Similar efforts, including several spearheaded by former New York City Mayor Michael Bloomberg, were defeated after intense lobbying from organizations like the American Beverage Association, which opposes the Philadelphia move and represents Coca-Cola Co and PepsiCo Inc.

The Philadelphia tax marked a major victory for health advocates who say sugary drinks cause obesity and diabetes. But experts noted those concerns were not the focus for Kenney and other backers of the tax as they took on critics complaining that “nanny state” public health measures intrude on residents’ personal lives.

Instead, Kenney rewrote the soda-tax advocate’s playbook. He played up the benefits of the cash injection from the tax for the city’s depleted coffers. In the first year, the tax is projected to raise $91 million, and he pledged to spend funds on public programs such as universal pre-kindergarten.

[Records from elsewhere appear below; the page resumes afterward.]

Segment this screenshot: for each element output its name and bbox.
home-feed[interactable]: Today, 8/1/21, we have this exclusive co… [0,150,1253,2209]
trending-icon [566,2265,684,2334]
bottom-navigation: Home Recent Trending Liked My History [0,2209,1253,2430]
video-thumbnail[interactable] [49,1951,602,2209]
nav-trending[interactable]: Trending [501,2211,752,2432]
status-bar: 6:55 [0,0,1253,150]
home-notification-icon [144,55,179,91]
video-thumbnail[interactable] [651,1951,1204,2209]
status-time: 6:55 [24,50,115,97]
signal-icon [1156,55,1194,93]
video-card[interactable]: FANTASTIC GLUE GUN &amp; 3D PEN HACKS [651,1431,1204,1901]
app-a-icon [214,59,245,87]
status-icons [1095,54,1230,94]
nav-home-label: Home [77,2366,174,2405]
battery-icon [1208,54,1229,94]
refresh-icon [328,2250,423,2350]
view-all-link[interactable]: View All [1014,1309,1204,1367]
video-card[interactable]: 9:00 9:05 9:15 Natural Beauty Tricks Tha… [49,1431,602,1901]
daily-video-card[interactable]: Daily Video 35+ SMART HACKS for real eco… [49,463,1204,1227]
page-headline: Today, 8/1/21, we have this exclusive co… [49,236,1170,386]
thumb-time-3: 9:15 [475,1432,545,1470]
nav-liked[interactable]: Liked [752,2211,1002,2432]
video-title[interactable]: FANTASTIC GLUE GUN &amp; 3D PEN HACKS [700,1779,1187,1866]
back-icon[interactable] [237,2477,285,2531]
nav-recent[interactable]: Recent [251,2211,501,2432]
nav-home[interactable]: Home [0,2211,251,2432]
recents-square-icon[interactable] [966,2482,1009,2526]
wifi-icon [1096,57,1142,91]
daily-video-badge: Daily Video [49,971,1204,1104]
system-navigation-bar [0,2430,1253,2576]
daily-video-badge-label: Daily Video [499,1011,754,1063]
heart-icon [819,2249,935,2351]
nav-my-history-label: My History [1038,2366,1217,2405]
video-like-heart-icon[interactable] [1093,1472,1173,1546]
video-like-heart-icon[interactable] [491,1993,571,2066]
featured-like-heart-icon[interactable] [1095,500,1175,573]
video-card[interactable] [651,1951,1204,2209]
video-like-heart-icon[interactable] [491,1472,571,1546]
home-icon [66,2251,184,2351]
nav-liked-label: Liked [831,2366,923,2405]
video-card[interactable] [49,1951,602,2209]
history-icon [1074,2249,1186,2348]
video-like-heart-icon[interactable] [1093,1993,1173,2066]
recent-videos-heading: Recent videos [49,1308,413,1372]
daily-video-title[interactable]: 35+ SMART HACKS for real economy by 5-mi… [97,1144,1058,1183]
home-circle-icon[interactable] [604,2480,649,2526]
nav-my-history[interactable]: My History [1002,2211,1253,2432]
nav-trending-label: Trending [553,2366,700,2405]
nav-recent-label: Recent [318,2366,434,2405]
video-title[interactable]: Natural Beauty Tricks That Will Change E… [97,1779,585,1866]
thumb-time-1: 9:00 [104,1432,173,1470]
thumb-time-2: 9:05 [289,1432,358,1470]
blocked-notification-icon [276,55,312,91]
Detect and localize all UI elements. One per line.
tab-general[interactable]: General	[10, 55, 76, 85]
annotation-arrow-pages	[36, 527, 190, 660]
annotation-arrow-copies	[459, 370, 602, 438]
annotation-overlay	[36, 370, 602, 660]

The strategic shift could lend momentum to movements in San Francisco, neighboring Oakland, California, and Boulder, Colorado. Residents of those cities will vote in November on similar taxes, which could deal further blows to a U.S. soft drink industry already hit by declining soda consumption.

U.S. soda consumption fell for the 11th straight year in 2015, according to Euromonitor data.


Bloomberg made public health a centerpiece of his tenure as New York City mayor between 2002 and 2013. He moved to limit smoking in parks and restaurants, ban transfats and require calorie counts posted in some restaurants.

On soda, he pushed for a tax, then a ban on soda purchases with food stamps, and finally a much-lampooned limit on the size of sugary drinks. His efforts were ultimately rejected, with critics decrying the moves toward a “nanny state.”

The strategy worked in Britain, where a new soft drinks levy was announced in March after officials emphasized the country’s obesity crisis, saying it cost the economy billions of pounds annually and was a huge burden on the state-funded health system.

That approach never worked in Philadelphia. Michael Nutter, the previous mayor, twice tried to pass a soda tax as a health initiative and as a way to plug a budget shortfall. He was unable to push it through the city council.

Kenney, who became Philadelphia’s mayor in January, had made a campaign pledge to provide universal pre-kindergarten, and he kept that issue as his focus. A spokeswoman said complex state laws on taxation made enacting a citywide soda tax the best option to raise revenue for that signature proposal.

Bloomberg personally contributed funding to support Philadelphia’s pro-tax campaigners.


Opponents of Philadelphia’s soda tax argued that the measure will disproportionately hurt the poor and prompt Philadelphians to travel to nearby suburbs to buy soda.

In Colorado, Boulder hopes to use soda tax revenue on health programs, and San Francisco and Oakland officials would recommend but not require funds raised to go toward obesity and diabetes prevention.

When Berkeley passed its soda tax in 2014, industry groups dismissed the measure as a fluke given the city’s largely white population and reputation as a hotbed for liberal measures.

But Philadelphia is the fifth-largest U.S. city, with 1.6 million people. “No one can trivialize it as they can trivialize Berkeley,” said Larry Tramutola, a California political strategist who worked on the Berkeley campaign and is currently leading the San Francisco and Oakland efforts.